Vande Bharats give ghost town Wadi Bundar fresh life
The revitalization of Wadi Bundar, which was once a bustling freight traffic hub, is expected to bring new life to the area and boost connectivity.
Mumbai: Wadi Bundar, once the epicentre for freight traffic, resembles a ghost town after sunset today. But the sheath of gloom is being slowly lifted, as the rail yard, built in 1882, is being transformed into a state-of-the-art depot where semi-high speed Vande Bharat Express trains will be stationed and maintained.
Earlier this week the new non-AC Vande Sadharan Express train, coloured in distinct orange and grey, arrived here under Central Railway (CR). CR also carried out trial runs of the train on Chhatrapati Shivaji Maharaj Terminus (CSMT)-Igatpuri section.
Positioned in the heart of south Mumbai, the rail yard is situated partly below Sandhurst Road station and the neighbouring P D’Mello Road. Once upon a time the criss-cross rail lines ferried grains and spices from across India to bustling wholesale markets in the city. That vivacity is poised for revival once the hub is transformed into a world-class facility.
Wadi Bandar: 2.0
Four Vande Bharat Express trains run on the routes controlled by CR. The draft plan indicates a dedicated eight-line maintenance facility for the trains, under CR’s Gati Shakti project. “It is a ₹54 crore project, where eight stabling lines will be created, plans for which were sanctioned in 2020,” said Shivraj Manaspure, chief PRO, CR.
Work on construction of the shed, rail lines, stripping junk to create more space has begun. Today, Vande Bharat trains operating between CSMT to Shirdi, Solapur and Goa are stabled here – they are cleaned with specialised vacuum cleaners using cyclone technology, said a CR official.

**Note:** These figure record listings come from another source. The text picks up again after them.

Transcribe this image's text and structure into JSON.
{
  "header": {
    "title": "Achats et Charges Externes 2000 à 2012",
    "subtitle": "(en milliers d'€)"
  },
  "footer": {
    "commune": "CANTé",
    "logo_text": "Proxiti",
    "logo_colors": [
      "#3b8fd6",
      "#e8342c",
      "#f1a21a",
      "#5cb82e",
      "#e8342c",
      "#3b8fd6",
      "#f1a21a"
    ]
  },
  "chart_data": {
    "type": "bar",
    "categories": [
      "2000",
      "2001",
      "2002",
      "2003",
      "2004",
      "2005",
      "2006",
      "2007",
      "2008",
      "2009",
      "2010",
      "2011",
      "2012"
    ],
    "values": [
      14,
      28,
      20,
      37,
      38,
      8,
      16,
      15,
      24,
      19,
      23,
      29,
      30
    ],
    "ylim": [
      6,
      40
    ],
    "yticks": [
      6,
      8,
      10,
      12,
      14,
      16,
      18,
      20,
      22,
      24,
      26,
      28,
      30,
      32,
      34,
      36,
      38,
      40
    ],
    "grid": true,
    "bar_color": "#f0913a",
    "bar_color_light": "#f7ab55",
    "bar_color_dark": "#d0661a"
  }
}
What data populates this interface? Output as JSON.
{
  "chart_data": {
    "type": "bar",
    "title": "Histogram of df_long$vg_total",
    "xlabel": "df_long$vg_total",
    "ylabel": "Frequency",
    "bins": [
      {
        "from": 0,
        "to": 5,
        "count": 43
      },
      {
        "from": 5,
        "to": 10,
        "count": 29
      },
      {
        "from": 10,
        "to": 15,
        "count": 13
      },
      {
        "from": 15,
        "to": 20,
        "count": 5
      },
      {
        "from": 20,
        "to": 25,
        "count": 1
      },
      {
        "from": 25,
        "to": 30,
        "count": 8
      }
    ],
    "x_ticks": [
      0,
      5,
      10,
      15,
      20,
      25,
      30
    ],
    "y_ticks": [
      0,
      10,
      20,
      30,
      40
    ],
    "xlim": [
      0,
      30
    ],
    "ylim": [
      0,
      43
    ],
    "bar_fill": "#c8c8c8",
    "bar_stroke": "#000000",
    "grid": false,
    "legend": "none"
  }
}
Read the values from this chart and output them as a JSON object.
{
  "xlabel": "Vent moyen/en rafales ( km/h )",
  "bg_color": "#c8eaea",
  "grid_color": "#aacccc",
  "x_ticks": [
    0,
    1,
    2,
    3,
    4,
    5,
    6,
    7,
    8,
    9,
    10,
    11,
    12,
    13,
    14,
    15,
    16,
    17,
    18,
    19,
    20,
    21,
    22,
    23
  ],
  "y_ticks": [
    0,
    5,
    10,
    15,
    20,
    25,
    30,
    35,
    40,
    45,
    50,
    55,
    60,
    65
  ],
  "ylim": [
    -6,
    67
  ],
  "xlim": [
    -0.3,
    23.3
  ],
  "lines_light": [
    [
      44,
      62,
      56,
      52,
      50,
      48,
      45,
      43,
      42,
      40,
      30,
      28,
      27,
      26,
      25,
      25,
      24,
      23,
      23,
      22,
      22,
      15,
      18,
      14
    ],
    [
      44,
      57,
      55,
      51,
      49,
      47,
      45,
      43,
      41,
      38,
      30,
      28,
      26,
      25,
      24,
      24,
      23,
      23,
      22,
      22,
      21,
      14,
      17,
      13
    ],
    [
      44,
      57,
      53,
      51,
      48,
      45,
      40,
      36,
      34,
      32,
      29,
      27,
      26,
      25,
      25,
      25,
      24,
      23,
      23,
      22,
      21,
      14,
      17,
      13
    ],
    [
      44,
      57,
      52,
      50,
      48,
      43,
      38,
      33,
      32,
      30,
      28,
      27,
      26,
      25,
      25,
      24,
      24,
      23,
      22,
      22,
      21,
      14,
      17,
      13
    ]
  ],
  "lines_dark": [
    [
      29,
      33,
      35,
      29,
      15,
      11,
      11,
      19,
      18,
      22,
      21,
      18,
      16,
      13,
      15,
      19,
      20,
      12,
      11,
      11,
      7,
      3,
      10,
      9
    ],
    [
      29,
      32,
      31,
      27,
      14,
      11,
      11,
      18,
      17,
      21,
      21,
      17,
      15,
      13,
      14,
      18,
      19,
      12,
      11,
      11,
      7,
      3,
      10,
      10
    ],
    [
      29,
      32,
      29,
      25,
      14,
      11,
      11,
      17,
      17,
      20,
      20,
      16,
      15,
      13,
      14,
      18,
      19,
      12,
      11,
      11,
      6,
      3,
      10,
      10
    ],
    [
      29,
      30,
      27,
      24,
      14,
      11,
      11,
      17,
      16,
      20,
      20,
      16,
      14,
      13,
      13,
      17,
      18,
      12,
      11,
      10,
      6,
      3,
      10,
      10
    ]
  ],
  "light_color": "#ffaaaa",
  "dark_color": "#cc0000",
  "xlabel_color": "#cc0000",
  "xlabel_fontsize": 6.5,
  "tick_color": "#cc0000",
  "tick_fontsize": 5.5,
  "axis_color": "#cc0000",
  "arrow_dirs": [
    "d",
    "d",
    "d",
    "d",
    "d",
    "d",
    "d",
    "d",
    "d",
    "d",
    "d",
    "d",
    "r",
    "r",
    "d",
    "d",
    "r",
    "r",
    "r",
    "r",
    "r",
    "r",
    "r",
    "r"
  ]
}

Indian Railways has sanctioned over ₹2400 crore to set up 21 maintenance depots, pan-India, to service over 400 Vande Bharat trains that will emerge in the next four years.
Spread across 19.2ha, Wadi Bundar is a vital link for trains starting from CSMT. It has 14 sheds that were used for loading and unloading of commodities such as cement, food grains and other raw materials. Today, it has been reduced to handling coach maintenance and parcel booking, besides which a linen washing plant also operates from here.
Around Wadi Bundar
Besides this project by Indian Railways, other infra developments proposed by the state will re-energise the area. Metro-11, connecting CSMT with Wadala via the harbour route, has been proposed. In January, the 12.77-km line, which will predominantly be underground, was handed over to Mumbai Metro Rail Corporation (MMRC), although the deadline for the project is yet to be issued.
According to sources, considering the value of land, authorities have decided to construct the underground corridor which will pass through the heart of the city. The detailed project report has marked this as the ‘green line’ with 10 stations. In the first year of its operations, the line is likely to witness more than 12 lakh daily ridership, which would cross 18 lakhs in 10 years.
Once this network is operational, CSMT will be linked to both western and eastern suburbs through Metro. Metro-11 will have an interchange facility with the Colaba-Bandra-SEEPZ Line-3. This corridor will be a significant stretch as it passes through the Mumbai Port Trust area, which is planned to be redeveloped into a major commercial and entertainment hub in the future. The area has been envisioned as a new financial centre, complete with government offices, hotels, residential and commercial properties.
A perfect past
At one time, one of the largest wholesale markets operated out of Wadi Bundar from where goods were transferred by sea and freight trains. Within, sub-markets such as Dana Bundar, Masjid Bundar and Carnac Bundar were created, each carrying out distinct businesses of wholesale goods. Over time, as the APMC (Agriculture Produce Market Committee) market emerged in Vashi, businesses moved and gradually this flourishing hub lost its sheen.
Bal Malkit Singh, 60, owner of Bal Roadlines, a trucking company, remembered the heyday of the 1980s. “Our office used to be here. Businessmen thrived, especially those dealing in grains, cement and perishable goods,” said Singh.
Although Masjid Bundar is an important railway station and continues to cater to different sectors – from trucks and tempos, to containers, steel and metal – the volume of business has drastically reduced. The area is dead by 8pm.
“Three to four decades ago, this business district catered to 20,000-25,000 trucks, trailers and tempos daily. Now, there are barely 1000-odd godowns after markets shifted to Navi Mumbai. Only parcels are booked and distributed from here now,” said a member of Bombay Goods Transport Association. The association, now located in Wadala, had its office in Wadi Bundar until a few years ago.
Carnac and Hancock bridges provided ease of movement to people headed towards the dock. “It is good news that the railways are reviving Wadi Bundar for parking Vande Bharat trains. This could revive the neighbouring areas,” said K Shenoy, 65, a resident of Mazgaon. “Alongside, work on Carnac and Hancock bridges should also be expediated, as they are vital to connectivity by road.”